Simple and practical single-shot digital holography based on unsupervised diffusion model

Single-shot digital holography in Gabor mode offers cost-effective quantitative phase imaging but suffers from the fundamental twin image problem, where real and conjugate images are inherently superimposed, severely limiting phase reconstruction accuracy. Traditional iterative phase retrieval methods require computationally expensive multiple propagations, while off-axis holography demands complex optical setups with precise alignment. We present the first unsupervised diffusion model for automated phase image reconstruction from single-shot in-line holograms, eliminating both twin image artifacts and the need for expensive off-axis configurations. Our framework integrates cycle-consistency and denoising modules to enable training on unpaired hologram-phase image datasets, learning the mapping between low-cost in-line measurements and high-quality phase distributions without requiring labeled data pairs. Comprehensive evaluation on diverse biological specimens demonstrates that our approach significantly outperforms conventional unsupervised methods, achieving superior Peak Signal-to-Noise Ratio (PSNR) and Structural Similarity Index Measure (SSIM) values for both red blood cells and cancer cells.

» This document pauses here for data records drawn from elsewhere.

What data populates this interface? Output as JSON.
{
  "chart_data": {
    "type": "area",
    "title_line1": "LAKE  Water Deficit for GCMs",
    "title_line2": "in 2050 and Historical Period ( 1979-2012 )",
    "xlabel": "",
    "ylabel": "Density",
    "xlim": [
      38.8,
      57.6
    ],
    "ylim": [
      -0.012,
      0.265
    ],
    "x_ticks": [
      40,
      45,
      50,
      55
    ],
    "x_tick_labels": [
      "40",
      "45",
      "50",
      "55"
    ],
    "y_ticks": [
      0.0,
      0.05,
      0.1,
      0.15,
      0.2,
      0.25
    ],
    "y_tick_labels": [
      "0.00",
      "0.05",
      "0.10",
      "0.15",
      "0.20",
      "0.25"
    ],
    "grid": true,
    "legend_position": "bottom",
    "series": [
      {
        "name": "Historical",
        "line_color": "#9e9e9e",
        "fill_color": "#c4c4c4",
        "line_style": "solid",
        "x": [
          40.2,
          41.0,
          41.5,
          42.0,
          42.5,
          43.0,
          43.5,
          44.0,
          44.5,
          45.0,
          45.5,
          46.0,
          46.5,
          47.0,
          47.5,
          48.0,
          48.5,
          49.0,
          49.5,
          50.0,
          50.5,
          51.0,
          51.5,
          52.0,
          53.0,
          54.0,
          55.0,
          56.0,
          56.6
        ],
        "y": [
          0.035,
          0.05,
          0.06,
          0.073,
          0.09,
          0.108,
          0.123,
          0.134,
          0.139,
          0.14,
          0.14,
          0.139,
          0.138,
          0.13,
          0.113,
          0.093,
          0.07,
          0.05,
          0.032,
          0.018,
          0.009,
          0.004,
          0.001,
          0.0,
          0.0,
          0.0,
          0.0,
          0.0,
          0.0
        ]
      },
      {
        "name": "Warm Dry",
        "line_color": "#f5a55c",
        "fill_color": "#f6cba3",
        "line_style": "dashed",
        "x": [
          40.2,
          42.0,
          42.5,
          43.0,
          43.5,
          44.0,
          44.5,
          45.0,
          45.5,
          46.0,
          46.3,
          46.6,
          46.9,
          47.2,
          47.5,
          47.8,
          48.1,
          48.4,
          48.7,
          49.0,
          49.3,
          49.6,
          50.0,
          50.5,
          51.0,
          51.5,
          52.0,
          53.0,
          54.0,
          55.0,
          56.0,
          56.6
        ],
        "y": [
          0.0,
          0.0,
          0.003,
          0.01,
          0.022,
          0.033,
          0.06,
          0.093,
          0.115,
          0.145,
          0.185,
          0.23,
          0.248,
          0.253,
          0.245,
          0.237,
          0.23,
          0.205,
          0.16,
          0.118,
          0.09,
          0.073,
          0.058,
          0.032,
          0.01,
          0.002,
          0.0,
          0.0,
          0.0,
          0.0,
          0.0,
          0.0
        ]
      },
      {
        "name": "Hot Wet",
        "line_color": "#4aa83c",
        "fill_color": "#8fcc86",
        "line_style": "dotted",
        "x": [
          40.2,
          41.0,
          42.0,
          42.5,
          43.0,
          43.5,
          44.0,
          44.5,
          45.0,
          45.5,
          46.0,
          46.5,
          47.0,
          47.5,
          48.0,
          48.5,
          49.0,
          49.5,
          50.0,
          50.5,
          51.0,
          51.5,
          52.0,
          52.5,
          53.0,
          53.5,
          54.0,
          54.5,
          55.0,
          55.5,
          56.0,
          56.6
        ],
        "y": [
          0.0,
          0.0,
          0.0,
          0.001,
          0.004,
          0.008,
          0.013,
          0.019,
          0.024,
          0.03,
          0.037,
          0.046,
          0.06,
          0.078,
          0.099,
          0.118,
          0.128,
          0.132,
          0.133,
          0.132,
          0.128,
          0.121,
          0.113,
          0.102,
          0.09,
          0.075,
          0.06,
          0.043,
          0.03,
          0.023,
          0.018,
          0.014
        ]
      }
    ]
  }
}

Critically, the model maintains exceptional performance even with limited training data, consistently outperforming supervised learning approaches under data-constrained conditions. The framework exhibits remarkable generalization capabilities, successfully reconstructing phase images from holograms captured at different propagation distances and processing various cancer cell types not included in training data. This computational breakthrough enables accurate, scalable, and hardware-efficient quantitative phase imaging, democratizing access to high-quality phase microscopy for resource-constrained environments while maintaining reconstruction fidelity comparable to complex off-axis systems.